With BLCR, system administrators no longer have to drain the queues before maintenance. Now they can checkpoint before the system goes down for maintenance and resume the jobs when the system is up again, hence improving the machine’s productivity. The same approach allows system administrators to implement separate job queues to run the largest jobs only during certain hours of the day to improve the system’s average turnaround time.

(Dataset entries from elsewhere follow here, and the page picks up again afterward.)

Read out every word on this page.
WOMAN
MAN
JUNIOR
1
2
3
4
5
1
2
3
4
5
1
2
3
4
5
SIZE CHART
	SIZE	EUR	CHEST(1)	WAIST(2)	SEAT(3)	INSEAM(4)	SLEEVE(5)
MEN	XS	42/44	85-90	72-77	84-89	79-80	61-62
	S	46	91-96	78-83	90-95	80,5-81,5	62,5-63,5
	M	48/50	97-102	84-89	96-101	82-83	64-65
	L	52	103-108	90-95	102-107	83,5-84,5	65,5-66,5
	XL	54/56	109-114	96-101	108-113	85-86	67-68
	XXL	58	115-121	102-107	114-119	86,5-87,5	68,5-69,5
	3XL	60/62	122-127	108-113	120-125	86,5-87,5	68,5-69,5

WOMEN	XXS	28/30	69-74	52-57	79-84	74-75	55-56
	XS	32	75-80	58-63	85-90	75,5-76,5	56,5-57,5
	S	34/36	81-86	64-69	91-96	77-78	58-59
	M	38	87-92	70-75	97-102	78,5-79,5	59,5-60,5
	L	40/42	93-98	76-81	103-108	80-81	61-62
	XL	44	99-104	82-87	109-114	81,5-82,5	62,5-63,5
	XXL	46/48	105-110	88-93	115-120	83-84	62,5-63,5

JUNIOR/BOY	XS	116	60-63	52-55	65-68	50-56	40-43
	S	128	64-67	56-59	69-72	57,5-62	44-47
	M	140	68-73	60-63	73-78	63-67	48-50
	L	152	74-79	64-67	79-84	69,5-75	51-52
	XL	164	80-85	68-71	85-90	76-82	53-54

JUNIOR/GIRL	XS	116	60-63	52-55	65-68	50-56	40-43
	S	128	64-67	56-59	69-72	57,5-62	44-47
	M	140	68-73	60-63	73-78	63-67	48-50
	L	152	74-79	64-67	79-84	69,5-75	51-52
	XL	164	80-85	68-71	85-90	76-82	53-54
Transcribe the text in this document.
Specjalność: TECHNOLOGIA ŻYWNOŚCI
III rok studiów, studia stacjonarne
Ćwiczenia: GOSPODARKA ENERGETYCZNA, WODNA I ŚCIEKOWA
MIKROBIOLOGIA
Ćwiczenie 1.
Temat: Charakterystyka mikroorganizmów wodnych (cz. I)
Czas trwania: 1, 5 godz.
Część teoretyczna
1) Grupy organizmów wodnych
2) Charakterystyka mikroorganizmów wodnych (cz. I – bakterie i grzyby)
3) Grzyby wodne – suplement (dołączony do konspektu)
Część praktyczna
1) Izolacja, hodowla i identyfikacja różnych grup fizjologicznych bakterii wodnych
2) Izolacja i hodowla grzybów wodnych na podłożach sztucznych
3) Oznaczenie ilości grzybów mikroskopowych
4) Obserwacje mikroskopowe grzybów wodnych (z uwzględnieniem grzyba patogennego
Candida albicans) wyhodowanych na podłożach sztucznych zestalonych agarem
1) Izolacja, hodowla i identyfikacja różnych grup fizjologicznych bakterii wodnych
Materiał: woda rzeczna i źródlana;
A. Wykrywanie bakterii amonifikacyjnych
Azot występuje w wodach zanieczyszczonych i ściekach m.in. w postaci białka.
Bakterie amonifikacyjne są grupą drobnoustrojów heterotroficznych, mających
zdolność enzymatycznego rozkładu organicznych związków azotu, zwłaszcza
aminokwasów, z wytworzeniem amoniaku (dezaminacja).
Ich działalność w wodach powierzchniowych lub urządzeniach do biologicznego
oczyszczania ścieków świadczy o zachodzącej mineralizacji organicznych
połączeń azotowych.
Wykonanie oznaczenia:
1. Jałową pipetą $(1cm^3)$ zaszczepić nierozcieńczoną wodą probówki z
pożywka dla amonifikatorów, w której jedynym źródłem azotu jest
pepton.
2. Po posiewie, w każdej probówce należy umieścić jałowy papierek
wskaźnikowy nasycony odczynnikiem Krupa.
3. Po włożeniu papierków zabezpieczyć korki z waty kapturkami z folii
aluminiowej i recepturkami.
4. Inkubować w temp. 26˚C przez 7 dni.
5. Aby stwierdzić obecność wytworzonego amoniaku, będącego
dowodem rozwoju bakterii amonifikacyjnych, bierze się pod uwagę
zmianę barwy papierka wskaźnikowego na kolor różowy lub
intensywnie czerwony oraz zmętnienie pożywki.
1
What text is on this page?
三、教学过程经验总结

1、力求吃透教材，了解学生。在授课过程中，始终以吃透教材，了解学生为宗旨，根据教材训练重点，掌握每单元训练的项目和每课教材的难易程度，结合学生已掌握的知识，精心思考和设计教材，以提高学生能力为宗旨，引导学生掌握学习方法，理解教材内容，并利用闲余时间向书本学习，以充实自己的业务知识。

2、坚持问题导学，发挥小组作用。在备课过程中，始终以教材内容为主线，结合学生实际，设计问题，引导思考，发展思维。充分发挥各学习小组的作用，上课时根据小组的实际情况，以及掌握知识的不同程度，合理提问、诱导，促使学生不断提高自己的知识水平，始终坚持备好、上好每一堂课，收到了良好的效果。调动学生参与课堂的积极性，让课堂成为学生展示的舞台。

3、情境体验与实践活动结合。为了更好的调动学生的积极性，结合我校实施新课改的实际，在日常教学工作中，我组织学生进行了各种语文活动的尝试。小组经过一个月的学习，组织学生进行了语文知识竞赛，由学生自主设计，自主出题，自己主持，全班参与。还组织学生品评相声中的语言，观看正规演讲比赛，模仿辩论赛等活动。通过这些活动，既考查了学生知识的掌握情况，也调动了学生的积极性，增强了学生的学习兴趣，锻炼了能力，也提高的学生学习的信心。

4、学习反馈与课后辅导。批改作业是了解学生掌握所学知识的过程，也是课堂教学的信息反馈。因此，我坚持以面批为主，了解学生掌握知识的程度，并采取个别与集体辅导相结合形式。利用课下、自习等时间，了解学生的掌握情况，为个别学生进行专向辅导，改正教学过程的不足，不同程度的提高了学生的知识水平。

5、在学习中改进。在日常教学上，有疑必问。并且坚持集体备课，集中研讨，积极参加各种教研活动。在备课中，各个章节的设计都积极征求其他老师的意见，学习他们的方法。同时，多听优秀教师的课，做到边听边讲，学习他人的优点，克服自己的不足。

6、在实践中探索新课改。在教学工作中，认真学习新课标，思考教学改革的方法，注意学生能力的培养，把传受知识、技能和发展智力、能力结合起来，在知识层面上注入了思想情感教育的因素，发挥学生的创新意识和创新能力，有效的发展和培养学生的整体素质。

The Berkeley Lab has had a long history of developing checkpoint restart for parallel systems. In 1997, the Cray T3E-900 at NERSC was the first massively parallel system to implement checkpoint/restarting in a production mode. Checkpointing was used on that system to move running jobs around within the system to pack them more tightly, thereby improving system utilization. Inspired by the Cray T3E checkpoint/restart, Hargrove and his colleagues developed BLCR because no other checkpoint/restart software on the market met the needs of high performance computing applications on Linux systems, which now account for 88 percent of the largest systems, according to the November 2008 TOP500 Supercomputer Sites list. In addition to BLCR interest at NERSC, Hargrove notes that other Department of Energy facilities and National Science Foundation TeraGrid centers have expressed interest in the technology.
The new layer that expands BCLR’s checkpoint footprint by allowing it to simultaneously run on thousands of compute nodes was developed by the Cray Center of Excellence (COE), which was established when the contract for NERSC-5, or Franklin, was awarded to Cray in 2006. The COE’s main goal is to develop innovative software for production-level supercomputing. This is achieved by allowing Cray employees to tap into the vast production expertise of NERSC staff by working from the Berkeley Lab’s Oakland Scientific Facility for two years. The production tools and software developed by the COE will utilize Cray’s release and update process, thus allowing Cray XT sites worldwide to benefit from the COE collaboration. Brian Welty, Terry Mallberg and their Cray colleagues ported and tuned BCLR for deployment on Cray systems as part of the COE.
In addition to Hargrove, other BLCR developers include Eric Roman, also of CRD’s Future Technologies Group, and Jason Duell, formerly of CRD.